The South Haven Centre for Remembrance is a new non-denominational facility for the City of Edmonton. The facility reflects the fundamental civic values of the local Edmonton community and meets the client’s escalating operational needs. The primary objective was to design a place for rest and contemplation while capturing the modulating light patterns of the seasons.

Project Essentials

  • LocationEdmonton, AB
  • ClientCity of Edmonton
  • ArchitectSHAPE Architecture with PECHET Studio and Group 2 Architects
  • Size7,000 ft² (650 m²)
  • BudgetC$4.4 million

The building itself has a minimum height – its low profile reduces its influence on the landscape, while glazed facades seek to create a close connection between the architecture and the expansive prairie backdrop. This 7,000 square foot structure comprises offices, family rooms, meeting rooms, and a field-services yard and garage where workers mix concrete, set gravestones and repair damaged plaques. Fast + Epp provided a timber and steel-framed structure on the 21-acre site to accommodate the complex project geometry and the restricted budget for the centre.

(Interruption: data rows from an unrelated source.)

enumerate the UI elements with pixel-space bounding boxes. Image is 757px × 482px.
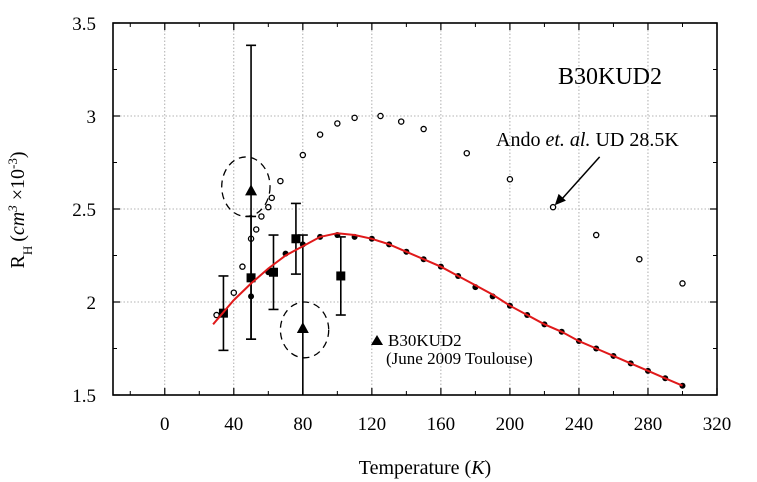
y-tick-label: 3.5 — [72, 14, 96, 35]
y-title-mult-exp: -3 — [5, 158, 20, 169]
open-circle-point — [377, 112, 384, 120]
ando-annotation: Ando et. al. UD 28.5K — [496, 129, 679, 151]
y-tick-label: 2.5 — [72, 200, 96, 221]
open-circle-point — [549, 203, 557, 211]
triangle-point — [296, 322, 309, 334]
axis-ticks: 0 40 80 120 160 200 240 280 320 1.5 2 2.5 3 3.5 — [72, 14, 731, 435]
open-circle-point — [679, 280, 686, 287]
open-circle-point — [230, 289, 238, 296]
open-circle-point — [397, 118, 405, 125]
x-tick-label: 40 — [224, 414, 243, 435]
open-circle-point — [463, 149, 471, 157]
x-tick-label: 200 — [496, 414, 525, 435]
x-tick-label: 320 — [703, 414, 732, 435]
open-circle-point — [265, 203, 272, 211]
legend-triangle-icon — [371, 335, 383, 345]
square-point — [291, 234, 301, 244]
y-tick-label: 1.5 — [72, 386, 96, 407]
dashed-ellipse — [221, 156, 271, 218]
y-title-main: R — [7, 255, 29, 269]
y-title-unit: cm — [7, 212, 29, 235]
open-circle-point — [258, 213, 265, 220]
legend: B30KUD2 (June 2009 Toulouse) — [371, 331, 533, 368]
series-layer — [212, 44, 686, 395]
open-circle-point — [316, 131, 324, 138]
arrow-head — [554, 193, 566, 206]
open-circle-point — [636, 255, 643, 263]
y-title-unit-exp: 3 — [5, 205, 20, 213]
arrow-shaft — [560, 156, 601, 201]
x-tick-label: 160 — [427, 414, 456, 435]
x-tick-label: 240 — [565, 414, 594, 435]
x-tick-label: 80 — [293, 414, 312, 435]
x-title-unit: K — [470, 457, 486, 479]
open-circle-point — [420, 125, 427, 133]
dashed-ellipse — [279, 301, 330, 359]
x-tick-label: 120 — [358, 414, 387, 435]
open-circle-point — [506, 175, 514, 183]
y-tick-label: 2 — [87, 293, 97, 314]
open-circle-point — [268, 194, 276, 202]
x-tick-label: 0 — [160, 414, 170, 435]
legend-sublabel: (June 2009 Toulouse) — [386, 349, 533, 368]
square-point — [336, 271, 346, 281]
triangle-point — [245, 184, 258, 196]
legend-label: B30KUD2 — [388, 331, 462, 350]
square-point — [268, 267, 278, 277]
open-circle-point — [299, 151, 307, 159]
y-tick-label: 3 — [87, 107, 97, 128]
open-circle-point — [592, 231, 600, 239]
open-circle-point — [351, 114, 358, 122]
x-title-close: ) — [485, 457, 492, 479]
open-circle-point — [277, 177, 284, 185]
ellipse-annotations — [221, 156, 330, 359]
fit-curve — [212, 232, 683, 387]
grid-lines — [113, 23, 717, 395]
x-tick-label: 280 — [634, 414, 663, 435]
annotation-italic: et. al. — [545, 129, 590, 151]
annotation-arrow — [554, 156, 601, 206]
chart-title: B30KUD2 — [558, 64, 662, 90]
annotation-suffix: UD 28.5K — [590, 129, 679, 151]
y-title-mult: ×10 — [7, 169, 29, 205]
open-circle-point — [252, 226, 260, 233]
open-circle-point — [334, 120, 341, 127]
open-circle-point — [239, 263, 246, 270]
x-title-main: Temperature ( — [359, 457, 472, 479]
annotation-prefix: Ando — [496, 129, 545, 151]
y-title-sub: H — [20, 246, 35, 255]
y-axis-title: RH(cm3 ×10-3) — [5, 151, 35, 268]
x-axis-title: Temperature (K) — [359, 457, 491, 479]
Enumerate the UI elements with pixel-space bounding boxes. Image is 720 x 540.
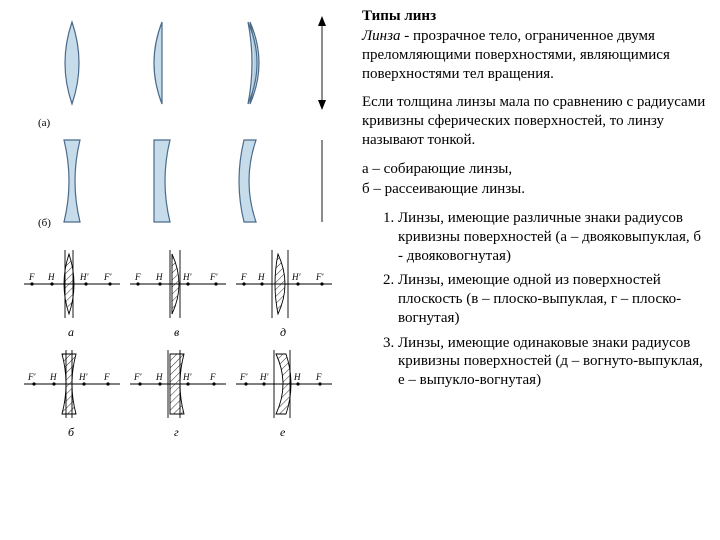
row-b-label: (б) [38, 217, 51, 228]
svg-text:в: в [174, 325, 179, 339]
svg-text:F': F' [239, 372, 248, 382]
definition-term: Линза [362, 28, 400, 44]
lens-types-list: Линзы, имеющие различные знаки радиусов … [362, 209, 708, 390]
svg-text:б: б [68, 425, 75, 439]
svg-text:H': H' [78, 372, 88, 382]
principal-planes-figure: F H H' F' а F H H' F' в [12, 234, 342, 444]
svg-text:F': F' [27, 372, 36, 382]
svg-text:F': F' [315, 272, 324, 282]
legend-b: б – рассеивающие линзы. [362, 180, 708, 199]
svg-text:F: F [240, 272, 247, 282]
svg-text:F: F [134, 272, 141, 282]
legend-a: а – собирающие линзы, [362, 160, 708, 179]
svg-text:H: H [155, 372, 163, 382]
svg-text:H': H' [291, 272, 301, 282]
definition-rest: - прозрачное тело, ограниченное двумя пр… [362, 28, 670, 82]
figures-column: (а) (б) F [12, 8, 358, 532]
svg-text:H: H [257, 272, 265, 282]
svg-text:F: F [315, 372, 322, 382]
svg-text:е: е [280, 425, 286, 439]
svg-text:г: г [174, 425, 179, 439]
row-a-label: (а) [38, 117, 51, 129]
svg-text:H': H' [79, 272, 89, 282]
svg-text:F': F' [103, 272, 112, 282]
svg-text:H: H [47, 272, 55, 282]
list-item: Линзы, имеющие различные знаки радиусов … [398, 209, 708, 265]
list-item: Линзы, имеющие одинаковые знаки радиусов… [398, 334, 708, 390]
svg-text:H': H' [182, 272, 192, 282]
lens-shapes-figure: (а) (б) [12, 8, 342, 228]
svg-text:H': H' [182, 372, 192, 382]
page-title: Типы линз [362, 8, 708, 25]
svg-text:F': F' [209, 272, 218, 282]
svg-text:F: F [103, 372, 110, 382]
svg-text:F: F [28, 272, 35, 282]
definition-paragraph: Линза - прозрачное тело, ограниченное дв… [362, 27, 708, 83]
thin-lens-paragraph: Если толщина линзы мала по сравнению с р… [362, 93, 708, 149]
svg-text:H: H [155, 272, 163, 282]
svg-text:H: H [293, 372, 301, 382]
list-item: Линзы, имеющие одной из поверхностей пло… [398, 271, 708, 327]
svg-text:F: F [209, 372, 216, 382]
svg-text:H: H [49, 372, 57, 382]
text-column: Типы линз Линза - прозрачное тело, огран… [358, 8, 708, 532]
svg-text:д: д [280, 325, 286, 339]
svg-text:F': F' [133, 372, 142, 382]
svg-text:H': H' [259, 372, 269, 382]
svg-text:а: а [68, 325, 74, 339]
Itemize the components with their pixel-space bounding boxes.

The design features a 13-metre tall tower that emerges from the prairie landscape and allows filtered light from an upper clerestory to illuminate the meeting room below. In order to maximize the light from the clerestory, the structure depth was minimized with a slender steel frame infilled with timber. The attached works yard steel and timber structure was carefully integrated into the building profile and partially submerges into the landscape, hiding the functioning field services yard and equipment.

From the interior, careful placement of the windows frame calming views to the surrounding landscape.  On the exterior, the façade of black steel panels and a black charred (shou sugi ban accoya) timber cladding dramatically stands out from the surrounding prairie, acting as a beacon for visitors to the site.